As estimativas de risco do ECG2Stroke acompanharam de perto medições da onda P que os cardiologistas já avaliam - marcadores associados à função auricular.

Ainda assim, a ligação exata ao AVC continua por esclarecer. Na prática, o modelo redescobriu estes sinais por si próprio.

A ligação entre coração e cérebro

É aqui que o segundo resultado ganha contornos mais marcados. Quando a equipa agrupou os AVCs por mecanismo, o ECG2Stroke previu com especial força um tipo específico: o AVC cardioembólico.

Os AVCs cardioembólicos acontecem quando se forma um coágulo no coração e, posteriormente, esse coágulo viaja até ao cérebro.

Em geral, estes AVCs têm origem nas câmaras superiores do coração, sobretudo quando as aurículas não batem de forma normal. Representam cerca de um em cada cinco AVCs isquémicos.
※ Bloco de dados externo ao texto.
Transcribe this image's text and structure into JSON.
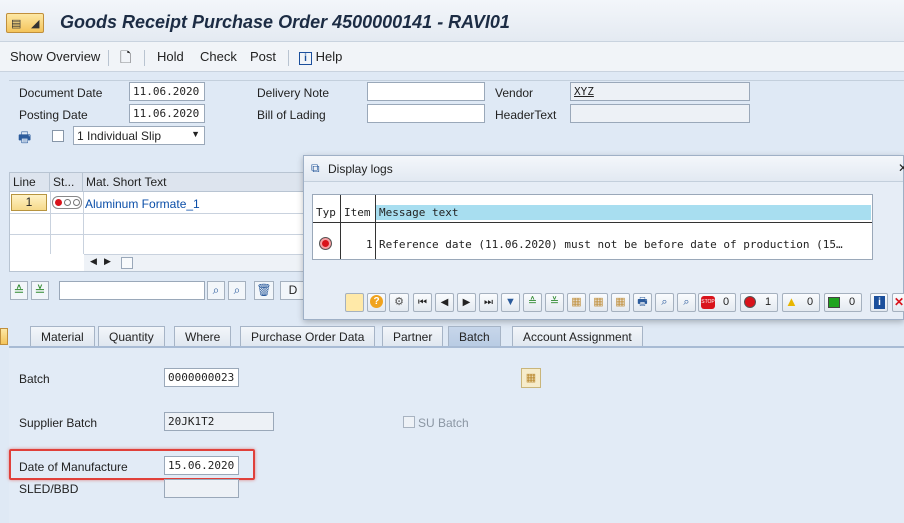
{
  "window": {
    "title": "Goods Receipt Purchase Order 4500000141 - RAVI01"
  },
  "toolbar": {
    "show_overview": "Show Overview",
    "hold": "Hold",
    "check": "Check",
    "post": "Post",
    "help": "Help"
  },
  "header": {
    "document_date_label": "Document Date",
    "document_date": "11.06.2020",
    "posting_date_label": "Posting Date",
    "posting_date": "11.06.2020",
    "delivery_note_label": "Delivery Note",
    "delivery_note": "",
    "bill_of_lading_label": "Bill of Lading",
    "bill_of_lading": "",
    "vendor_label": "Vendor",
    "vendor": "XYZ",
    "header_text_label": "HeaderText",
    "header_text": "",
    "slip_option": "1 Individual Slip"
  },
  "items": {
    "columns": [
      "Line",
      "St...",
      "Mat. Short Text"
    ],
    "rows": [
      {
        "line": "1",
        "text": "Aluminum Formate_1"
      }
    ],
    "button_d": "D"
  },
  "popup": {
    "title": "Display logs",
    "columns": [
      "Typ",
      "Item",
      "Message text"
    ],
    "rows": [
      {
        "item": "1",
        "message": "Reference date (11.06.2020) must not be before date of production (15…"
      }
    ],
    "counts": {
      "stop": "0",
      "error": "1",
      "warning": "0",
      "success": "0"
    }
  },
  "tabs": [
    "Material",
    "Quantity",
    "Where",
    "Purchase Order Data",
    "Partner",
    "Batch",
    "Account Assignment"
  ],
  "batch_tab": {
    "batch_label": "Batch",
    "batch": "0000000023",
    "supplier_batch_label": "Supplier Batch",
    "supplier_batch": "20JK1T2",
    "su_batch_label": "SU Batch",
    "date_of_manufacture_label": "Date of Manufacture",
    "date_of_manufacture": "15.06.2020",
    "sled_label": "SLED/BBD",
    "sled": ""
  },
  "colors": {
    "highlight": "#e0403a",
    "accent": "#0a4ea8",
    "stop_red": "#d9131b"
  }
}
Os doentes com pontuações elevadas no ECG2Stroke apresentaram mais do que o dobro das probabilidades de AVC cardioembólico. Já para AVCs associados a outras causas, a relação praticamente desapareceu.
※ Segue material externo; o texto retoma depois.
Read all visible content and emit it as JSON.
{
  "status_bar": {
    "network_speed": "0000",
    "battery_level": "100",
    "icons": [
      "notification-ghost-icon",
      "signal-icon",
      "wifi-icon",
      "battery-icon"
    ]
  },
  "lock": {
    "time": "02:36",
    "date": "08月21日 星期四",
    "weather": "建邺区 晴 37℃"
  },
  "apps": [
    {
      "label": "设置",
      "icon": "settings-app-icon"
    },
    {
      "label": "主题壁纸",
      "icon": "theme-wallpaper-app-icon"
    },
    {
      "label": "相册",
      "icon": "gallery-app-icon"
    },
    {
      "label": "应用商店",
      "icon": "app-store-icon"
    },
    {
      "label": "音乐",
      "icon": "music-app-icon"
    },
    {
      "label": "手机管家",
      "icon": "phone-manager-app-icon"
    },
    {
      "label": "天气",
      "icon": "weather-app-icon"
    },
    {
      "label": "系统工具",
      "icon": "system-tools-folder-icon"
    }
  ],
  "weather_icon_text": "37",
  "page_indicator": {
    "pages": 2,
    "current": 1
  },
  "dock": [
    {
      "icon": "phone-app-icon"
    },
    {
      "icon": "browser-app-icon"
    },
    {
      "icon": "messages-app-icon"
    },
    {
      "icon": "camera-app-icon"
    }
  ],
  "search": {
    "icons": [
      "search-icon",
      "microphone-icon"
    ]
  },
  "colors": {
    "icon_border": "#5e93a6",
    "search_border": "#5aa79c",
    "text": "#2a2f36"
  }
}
Isto está de acordo com trabalhos anteriores que relacionam disfunção auricular e fibrilhação auricular com eventos cerebrais provocados por coágulos.
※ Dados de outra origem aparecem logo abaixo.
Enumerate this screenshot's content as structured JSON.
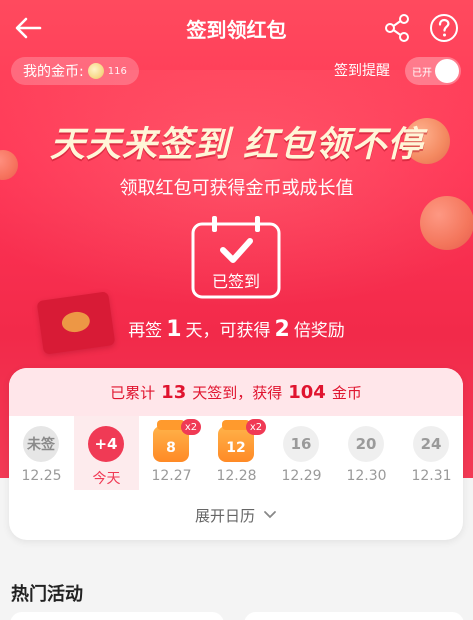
{
  "header": {
    "title": "签到领红包",
    "back_icon": "back-arrow-icon",
    "share_icon": "share-icon",
    "help_icon": "help-icon"
  },
  "coins": {
    "label": "我的金币:",
    "count": "116"
  },
  "reminder": {
    "label": "签到提醒",
    "toggle_label": "已开",
    "on": true
  },
  "banner": {
    "slogan": "天天来签到 红包领不停",
    "subtitle": "领取红包可获得金币或成长值",
    "calendar_label": "已签到"
  },
  "again": {
    "prefix": "再签",
    "days": "1",
    "middle": "天，可获得",
    "multiplier": "2",
    "suffix": "倍奖励"
  },
  "summary": {
    "prefix": "已累计",
    "days": "13",
    "middle": "天签到，获得",
    "coins": "104",
    "suffix": "金币"
  },
  "days": [
    {
      "badge": "未签",
      "date": "12.25",
      "kind": "missed"
    },
    {
      "badge": "+4",
      "date": "今天",
      "kind": "today"
    },
    {
      "badge": "8",
      "date": "12.27",
      "kind": "gift",
      "tag": "x2"
    },
    {
      "badge": "12",
      "date": "12.28",
      "kind": "gift",
      "tag": "x2"
    },
    {
      "badge": "16",
      "date": "12.29",
      "kind": "future"
    },
    {
      "badge": "20",
      "date": "12.30",
      "kind": "future"
    },
    {
      "badge": "24",
      "date": "12.31",
      "kind": "future"
    }
  ],
  "expand": {
    "label": "展开日历"
  },
  "hot": {
    "title": "热门活动"
  },
  "colors": {
    "brand_red": "#f03a55",
    "gift_orange": "#ff8a26",
    "summary_bg": "#ffe6ea"
  }
}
Um estudo de 2021 concluiu que doentes com aurícula esquerda aumentada tinham mais do que o dobro da probabilidade de sofrer um AVC cardioembólico.

Comparação com uma referência

O Perfil de Risco de AVC de Framingham tem sido uma ferramenta clínica de referência durante décadas. Produz uma estimativa de risco a 10 anos com base em medições da pressão arterial, estado de diabetes, historial tabágico, entre outros fatores.

O ECG2Stroke manteve-se ao nível. Usando apenas o ECG, mais a idade e o sexo, igualou o desempenho do FSRP entre hospitais e subgrupos de doentes, incluindo pessoas sem qualquer historial documentado de fibrilhação auricular.

“Se confirmado após estudos prospetivos, em contexto real, ferramentas como esta poderão identificar quais os doentes que devem ser priorizados para esforços intensivos de prevenção”, afirmou Shaan Khurshid, coautor sénior do estudo.

Um vislumbre do futuro do coração

Até esta análise, ninguém tinha demonstrado que um único ECG de 10 segundos, introduzido numa rede neural, poderia igualar uma pontuação clínica na previsão de AVC a uma década de distância.

O ECG2Stroke consegue-o, com dados que praticamente qualquer clínica tem disponíveis. Isto altera o que passa a ser possível na porta de entrada da medicina.

O mesmo registo que assinala uma arritmia no presente pode orientar o clínico para um doente que necessita de prevenção intensiva muito antes de surgir qualquer sintoma.

Vale a pena detetar cedo os AVCs cardioembólicos. Os anticoagulantes conseguem, em grande medida, preveni-los, e os clínicos podem iniciar a medicação anos antes de se formar o primeiro coágulo.

Ensaios prospetivos irão determinar quando o ECG2Stroke passará a integrar os cuidados clínicos de rotina.

Mas o estudo já respondeu a uma questão: um ECG de 10 segundos não é apenas uma fotografia do coração no presente. Pode também oferecer um vislumbre do futuro do coração.